# Door No Longer Fits After Carpet Install



## ToxicPaul (Dec 1, 2011)

Hi everyone

We just installed carpeting in a nursery, and it turns out the door no longer fits. I figure I need to take about a quarter of an inch to half and inch off the bottom of the door so that it once again aligns with the hinges and can open and close properly. 

The carpet company won't do anything about it. I also took the door to a big box retailer that has a company policy against shaving down doors.

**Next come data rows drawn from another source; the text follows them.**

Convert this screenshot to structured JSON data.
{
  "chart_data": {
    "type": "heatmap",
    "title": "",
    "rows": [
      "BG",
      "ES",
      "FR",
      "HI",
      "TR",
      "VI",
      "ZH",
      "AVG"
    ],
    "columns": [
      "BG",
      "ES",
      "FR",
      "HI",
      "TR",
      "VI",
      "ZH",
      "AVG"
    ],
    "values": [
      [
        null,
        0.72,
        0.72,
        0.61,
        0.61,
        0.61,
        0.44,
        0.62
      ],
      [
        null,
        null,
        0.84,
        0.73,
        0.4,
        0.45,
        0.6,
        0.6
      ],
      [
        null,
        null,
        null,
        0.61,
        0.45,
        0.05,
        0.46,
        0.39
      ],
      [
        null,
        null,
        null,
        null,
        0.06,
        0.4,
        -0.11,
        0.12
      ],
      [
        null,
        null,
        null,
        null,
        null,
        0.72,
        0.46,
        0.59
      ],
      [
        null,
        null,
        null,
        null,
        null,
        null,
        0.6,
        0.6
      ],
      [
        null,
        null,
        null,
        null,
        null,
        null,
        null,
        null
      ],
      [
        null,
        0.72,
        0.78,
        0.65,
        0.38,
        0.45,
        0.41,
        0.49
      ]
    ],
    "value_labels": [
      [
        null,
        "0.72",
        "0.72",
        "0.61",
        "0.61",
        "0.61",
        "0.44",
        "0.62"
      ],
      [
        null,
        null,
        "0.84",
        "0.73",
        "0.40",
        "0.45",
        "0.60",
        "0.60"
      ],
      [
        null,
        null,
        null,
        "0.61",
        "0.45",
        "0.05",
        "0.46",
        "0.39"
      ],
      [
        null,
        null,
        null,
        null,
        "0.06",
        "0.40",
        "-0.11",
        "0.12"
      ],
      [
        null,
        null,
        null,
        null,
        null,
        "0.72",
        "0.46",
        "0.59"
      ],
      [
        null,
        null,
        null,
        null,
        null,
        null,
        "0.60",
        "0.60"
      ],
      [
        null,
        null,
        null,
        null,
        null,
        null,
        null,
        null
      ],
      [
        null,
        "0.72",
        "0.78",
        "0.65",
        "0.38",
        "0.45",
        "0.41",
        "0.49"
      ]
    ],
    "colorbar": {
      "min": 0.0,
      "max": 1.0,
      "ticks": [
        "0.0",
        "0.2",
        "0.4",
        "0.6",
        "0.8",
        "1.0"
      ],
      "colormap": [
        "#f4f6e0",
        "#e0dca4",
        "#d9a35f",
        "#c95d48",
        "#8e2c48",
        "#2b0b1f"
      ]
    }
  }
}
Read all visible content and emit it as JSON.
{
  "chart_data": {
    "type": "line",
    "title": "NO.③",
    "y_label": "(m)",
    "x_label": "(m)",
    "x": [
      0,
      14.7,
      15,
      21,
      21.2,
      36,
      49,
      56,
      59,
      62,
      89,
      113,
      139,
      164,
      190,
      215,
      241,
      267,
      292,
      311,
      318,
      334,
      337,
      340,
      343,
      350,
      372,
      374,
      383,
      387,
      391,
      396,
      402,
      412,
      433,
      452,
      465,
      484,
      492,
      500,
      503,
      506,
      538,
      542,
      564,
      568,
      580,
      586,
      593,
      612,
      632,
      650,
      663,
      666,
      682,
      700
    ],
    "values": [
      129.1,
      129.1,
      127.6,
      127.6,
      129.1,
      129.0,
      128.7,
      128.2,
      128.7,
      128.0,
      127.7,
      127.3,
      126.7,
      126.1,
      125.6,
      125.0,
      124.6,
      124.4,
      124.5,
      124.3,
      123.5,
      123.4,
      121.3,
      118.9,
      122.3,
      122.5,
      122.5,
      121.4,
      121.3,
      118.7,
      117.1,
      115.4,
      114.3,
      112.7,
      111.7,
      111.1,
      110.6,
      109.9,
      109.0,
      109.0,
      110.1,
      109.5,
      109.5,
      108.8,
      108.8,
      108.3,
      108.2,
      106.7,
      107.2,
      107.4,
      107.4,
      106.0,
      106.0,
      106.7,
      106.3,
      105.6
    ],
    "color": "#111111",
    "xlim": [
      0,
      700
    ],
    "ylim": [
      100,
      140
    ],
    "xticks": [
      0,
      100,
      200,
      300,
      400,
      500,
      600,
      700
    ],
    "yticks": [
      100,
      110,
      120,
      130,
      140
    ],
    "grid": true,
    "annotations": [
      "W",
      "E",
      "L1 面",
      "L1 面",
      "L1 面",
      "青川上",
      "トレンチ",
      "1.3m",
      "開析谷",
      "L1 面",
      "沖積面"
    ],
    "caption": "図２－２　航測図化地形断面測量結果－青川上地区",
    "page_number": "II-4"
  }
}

What's the easiest way to get this done? It's a hollow-core interior door. Can I shave that much off with a hand planer? Thanks in advance for your help.


----------



## housegsx (Oct 21, 2010)

I've used a circular saw with a new blade and had great results. A guide will help you, but I did it freehand along a tape line without any problems. Make sure you cut off the correct end!


----------



## Windows on Wash (Aug 30, 2011)

Get some clamps and clamp a 2x4 to the door that is level to the bottom of the door. Adjust the 2x4 to contact the fence on your circular saw for the right cut depth.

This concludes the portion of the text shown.